Pod Eviction & Replacement

This chapter specifies the rules around evicting pods from nodes and restarting or replacing them.

Eviction

Eviction is the process of removing a pod that is running on a node from that node.

This is typically the result of a drain action (kubectl drain) or from a taint being added to a node (either automatically by Kubernetes or manually by an operator).

Replacement

Replacement is the process of replacing a pod by another pod that takes over the responsibilities of the original pod.

The replacement pod has a new ID and new (read empty) persistent data.

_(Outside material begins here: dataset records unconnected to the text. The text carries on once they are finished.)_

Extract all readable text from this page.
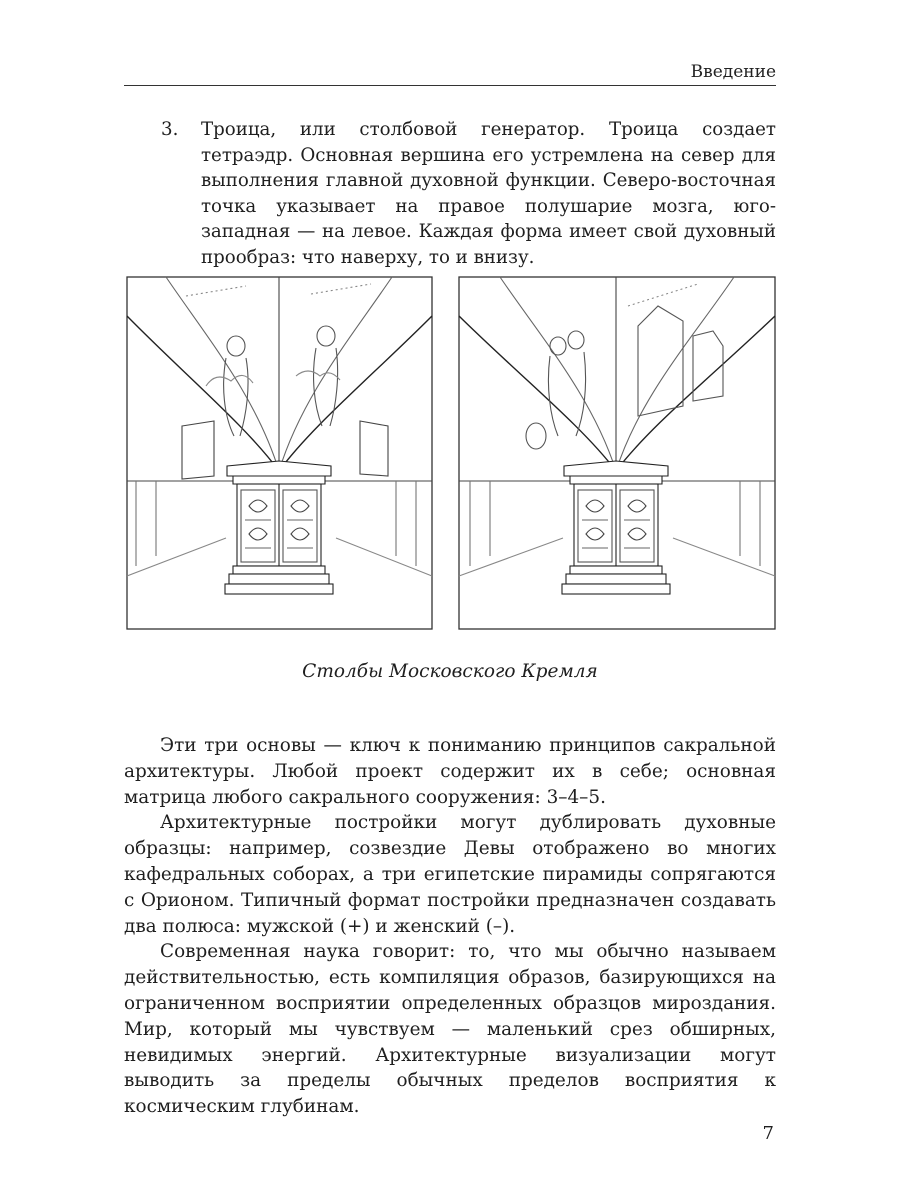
Введение
3. Троица, или столбовой генератор. Троица создает тетраэдр. Основная вершина его устремлена на север для выполнения главной духовной функции. Северо-восточная точка указывает на правое полушарие мозга, юго-западная — на левое. Каждая форма имеет свой духовный прообраз: что наверху, то и внизу.
Столбы Московского Кремля

Эти три основы — ключ к пониманию принципов сакральной архитектуры. Любой проект содержит их в себе; основная матрица любого сакрального сооружения: 3–4–5.

Архитектурные постройки могут дублировать духовные образцы: например, созвездие Девы отображено во многих кафедральных соборах, а три египетские пирамиды сопрягаются с Орионом. Типичный формат постройки предназначен создавать два полюса: мужской (+) и женский (–).

Современная наука говорит: то, что мы обычно называем действительностью, есть компиляция образов, базирующихся на ограниченном восприятии определенных образцов мироздания. Мир, который мы чувствуем — маленький срез обширных, невидимых энергий. Архитектурные визуализации могут выводить за пределы обычных пределов восприятия к космическим глубинам.

7
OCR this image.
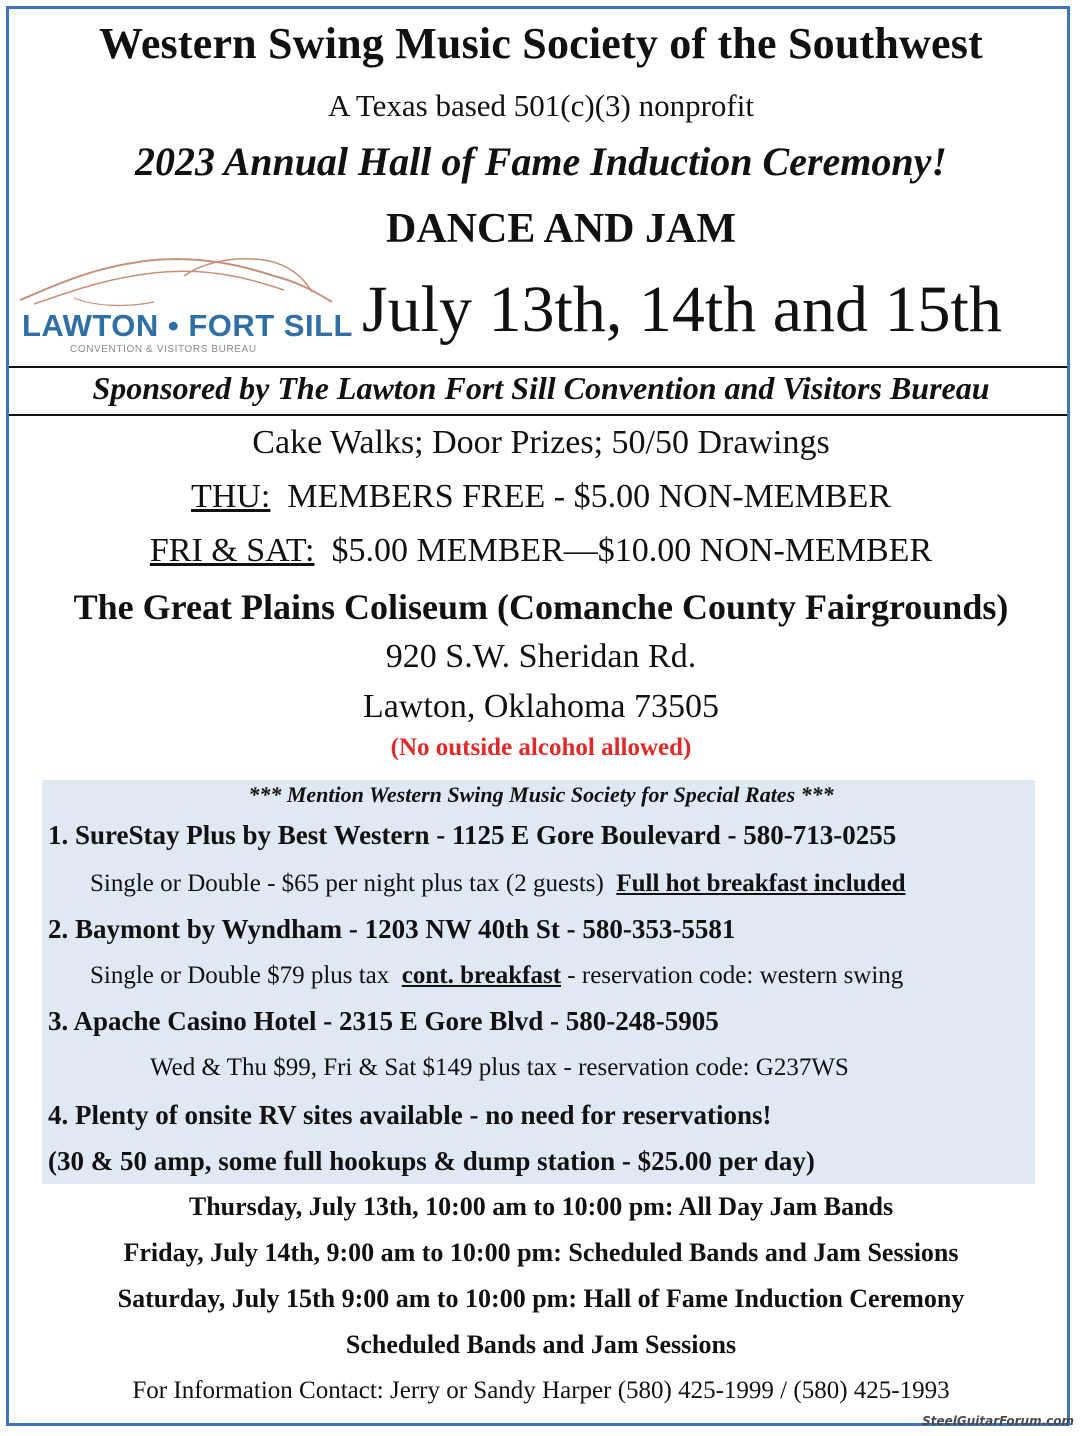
Western Swing Music Society of the Southwest
A Texas based 501(c)(3) nonprofit
2023 Annual Hall of Fame Induction Ceremony!
DANCE AND JAM
LAWTON • FORT SILL
CONVENTION & VISITORS BUREAU
July 13th, 14th and 15th
Sponsored by The Lawton Fort Sill Convention and Visitors Bureau
Cake Walks; Door Prizes; 50/50 Drawings
THU: MEMBERS FREE - $5.00 NON-MEMBER
FRI & SAT: $5.00 MEMBER—$10.00 NON-MEMBER
The Great Plains Coliseum (Comanche County Fairgrounds)
920 S.W. Sheridan Rd.
Lawton, Oklahoma 73505
(No outside alcohol allowed)
*** Mention Western Swing Music Society for Special Rates ***
1. SureStay Plus by Best Western - 1125 E Gore Boulevard - 580-713-0255
Single or Double - $65 per night plus tax (2 guests) Full hot breakfast included
2. Baymont by Wyndham - 1203 NW 40th St - 580-353-5581
Single or Double $79 plus tax cont. breakfast - reservation code: western swing
3. Apache Casino Hotel - 2315 E Gore Blvd - 580-248-5905
Wed & Thu $99, Fri & Sat $149 plus tax - reservation code: G237WS
4. Plenty of onsite RV sites available - no need for reservations!
(30 & 50 amp, some full hookups & dump station - $25.00 per day)
Thursday, July 13th, 10:00 am to 10:00 pm: All Day Jam Bands
Friday, July 14th, 9:00 am to 10:00 pm: Scheduled Bands and Jam Sessions
Saturday, July 15th 9:00 am to 10:00 pm: Hall of Fame Induction Ceremony
Scheduled Bands and Jam Sessions
For Information Contact: Jerry or Sandy Harper (580) 425-1999 / (580) 425-1993
SteelGuitarForum.com
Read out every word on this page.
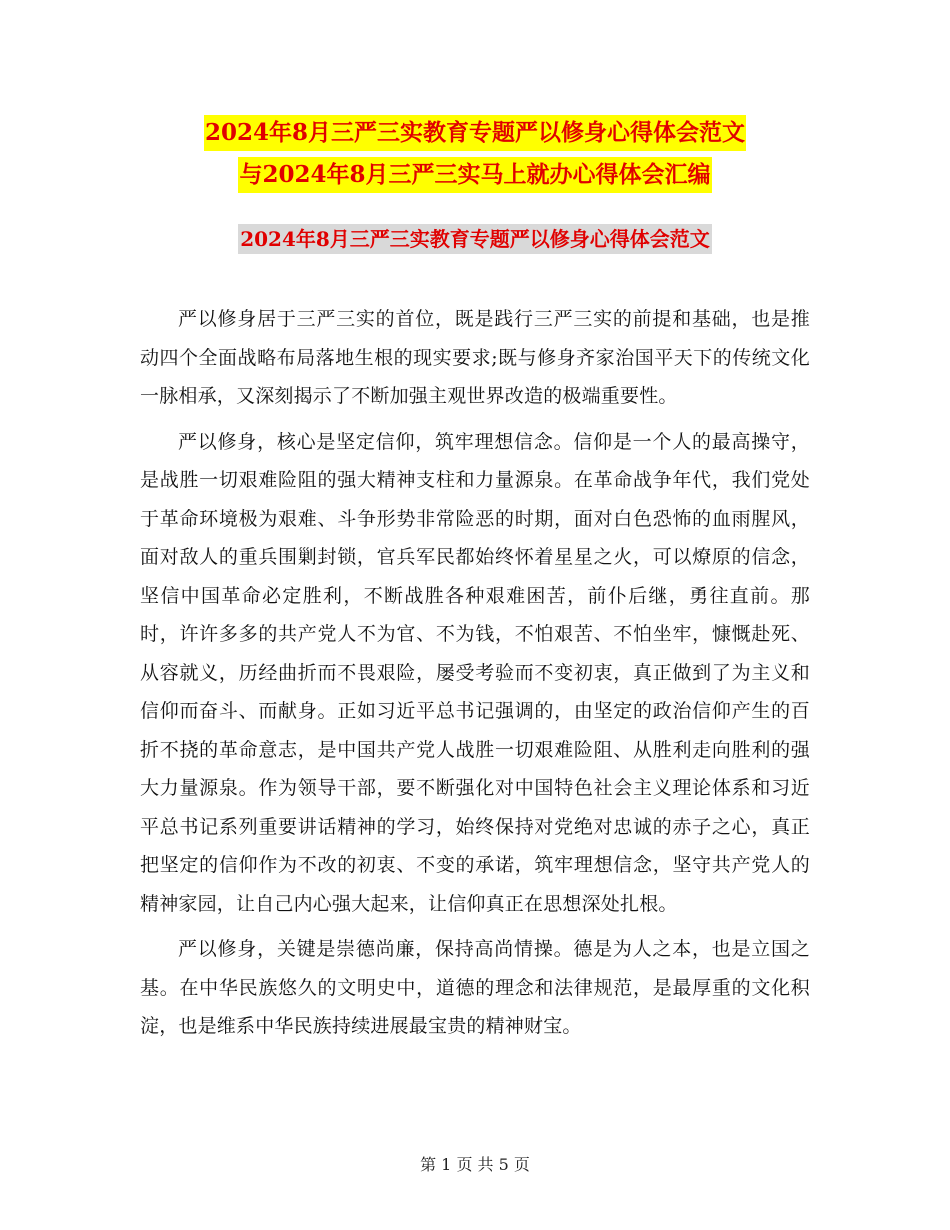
2024年8月三严三实教育专题严以修身心得体会范文
与2024年8月三严三实马上就办心得体会汇编
2024年8月三严三实教育专题严以修身心得体会范文

严以修身居于三严三实的首位，既是践行三严三实的前提和基础，也是推动四个全面战略布局落地生根的现实要求;既与修身齐家治国平天下的传统文化一脉相承，又深刻揭示了不断加强主观世界改造的极端重要性。

严以修身，核心是坚定信仰，筑牢理想信念。信仰是一个人的最高操守，是战胜一切艰难险阻的强大精神支柱和力量源泉。在革命战争年代，我们党处于革命环境极为艰难、斗争形势非常险恶的时期，面对白色恐怖的血雨腥风，面对敌人的重兵围剿封锁，官兵军民都始终怀着星星之火，可以燎原的信念，坚信中国革命必定胜利，不断战胜各种艰难困苦，前仆后继，勇往直前。那时，许许多多的共产党人不为官、不为钱，不怕艰苦、不怕坐牢，慷慨赴死、从容就义，历经曲折而不畏艰险，屡受考验而不变初衷，真正做到了为主义和信仰而奋斗、而献身。正如习近平总书记强调的，由坚定的政治信仰产生的百折不挠的革命意志，是中国共产党人战胜一切艰难险阻、从胜利走向胜利的强大力量源泉。作为领导干部，要不断强化对中国特色社会主义理论体系和习近平总书记系列重要讲话精神的学习，始终保持对党绝对忠诚的赤子之心，真正把坚定的信仰作为不改的初衷、不变的承诺，筑牢理想信念，坚守共产党人的精神家园，让自己内心强大起来，让信仰真正在思想深处扎根。

严以修身，关键是崇德尚廉，保持高尚情操。德是为人之本，也是立国之基。在中华民族悠久的文明史中，道德的理念和法律规范，是最厚重的文化积淀，也是维系中华民族持续进展最宝贵的精神财宝。

第 1 页 共 5 页
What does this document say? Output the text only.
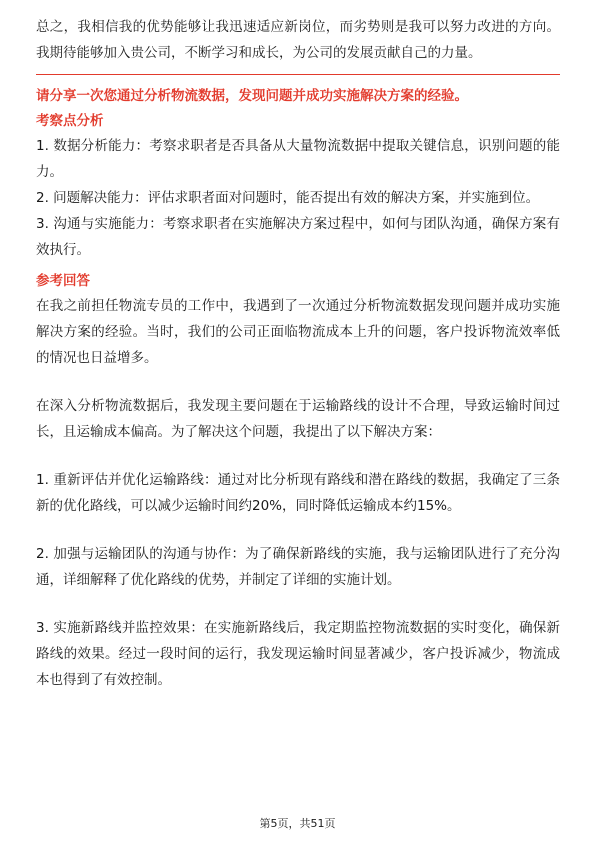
总之，我相信我的优势能够让我迅速适应新岗位，而劣势则是我可以努力改进的方向。我期待能够加入贵公司，不断学习和成长，为公司的发展贡献自己的力量。

请分享一次您通过分析物流数据，发现问题并成功实施解决方案的经验。

考察点分析

1. 数据分析能力：考察求职者是否具备从大量物流数据中提取关键信息，识别问题的能力。

2. 问题解决能力：评估求职者面对问题时，能否提出有效的解决方案，并实施到位。

3. 沟通与实施能力：考察求职者在实施解决方案过程中，如何与团队沟通，确保方案有效执行。

参考回答

在我之前担任物流专员的工作中，我遇到了一次通过分析物流数据发现问题并成功实施解决方案的经验。当时，我们的公司正面临物流成本上升的问题，客户投诉物流效率低的情况也日益增多。

在深入分析物流数据后，我发现主要问题在于运输路线的设计不合理，导致运输时间过长，且运输成本偏高。为了解决这个问题，我提出了以下解决方案：

1. 重新评估并优化运输路线：通过对比分析现有路线和潜在路线的数据，我确定了三条新的优化路线，可以减少运输时间约20%，同时降低运输成本约15%。

2. 加强与运输团队的沟通与协作：为了确保新路线的实施，我与运输团队进行了充分沟通，详细解释了优化路线的优势，并制定了详细的实施计划。

3. 实施新路线并监控效果：在实施新路线后，我定期监控物流数据的实时变化，确保新路线的效果。经过一段时间的运行，我发现运输时间显著减少，客户投诉减少，物流成本也得到了有效控制。

第5页，共51页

Note that replacing a pod is different from restarting a pod. A pod is restarted when it has been reported to have termined.

NoExecute Tolerations

NoExecute tolerations are used to control the behavior of Kubernetes (wrt. to a Pod) when the node that the pod is running on is no longer reachable or becomes not-ready.

See the applicable Kubernetes documentation for more info.

Rules

The rules for eviction & replacement are specified per type of pod.

Image ID Pods

The Image ID pods are started to fetch the ArangoDB version of a specific ArangoDB image and fetch the docker sha256 of that image. They have no persistent state.

Image ID pods can always be evicted from any node
Image ID pods can always be restarted on a different node. There is no need to replace an image ID pod, nor will it cause problems when 2 image ID pods run at the same time.
node.kubernetes.io/unreachable:NoExecute toleration time is set very low (5sec)
node.kubernetes.io/not-ready:NoExecute toleration time is set very low (5sec)

Coordinator Pods

Coordinator pods run an ArangoDB coordinator as part of an ArangoDB cluster. They have no persistent state, but do have a unique ID.

Coordinator pods can always be evicted from any node
Coordinator pods can always be replaced with another coordinator pod with a different ID on a different node
node.kubernetes.io/unreachable:NoExecute toleration time is set low (15sec)
node.kubernetes.io/not-ready:NoExecute toleration time is set low (15sec)

DBServer Pods

DBServer pods run an ArangoDB dbserver as part of an ArangoDB cluster. It has persistent state potentially tied to the node it runs on and it has a unique ID.

DBServer pods can be evicted from any node as soon as:
- It has been completely drained AND
- It is no longer the shard master for any shard
DBServer pods can be replaced with another dbserver pod with a different ID on a different node when:
- It is not the shard master for any shard OR
- For every shard it is the master for, there is an in-sync follower
node.kubernetes.io/unreachable:NoExecute toleration time is set high to “wait it out a while” (5min)
node.kubernetes.io/not-ready:NoExecute toleration time is set high to “wait it out a while” (5min)

Agent Pods

Agent pods run an ArangoDB dbserver as part of an ArangoDB agency. It has persistent state potentially tight to the node it runs on and it has a unique ID.

Agent pods can be evicted from any node as soon as:
- It is no longer the agency leader AND
- There is at least an agency leader that is responding AND
- There is at least an agency follower that is responding
Agent pods can be replaced with another agent pod with the same ID but wiped persistent state on a different node when:
- The old pod is known to be deleted (e.g. explicit eviction)
node.kubernetes.io/unreachable:NoExecute toleration time is set high to “wait it out a while” (5min)
node.kubernetes.io/not-ready:NoExecute toleration time is set high to “wait it out a while” (5min)

Single Server Pods

Single server pods run an ArangoDB server as part of an ArangoDB single server deployment. It has persistent state potentially tied to the node.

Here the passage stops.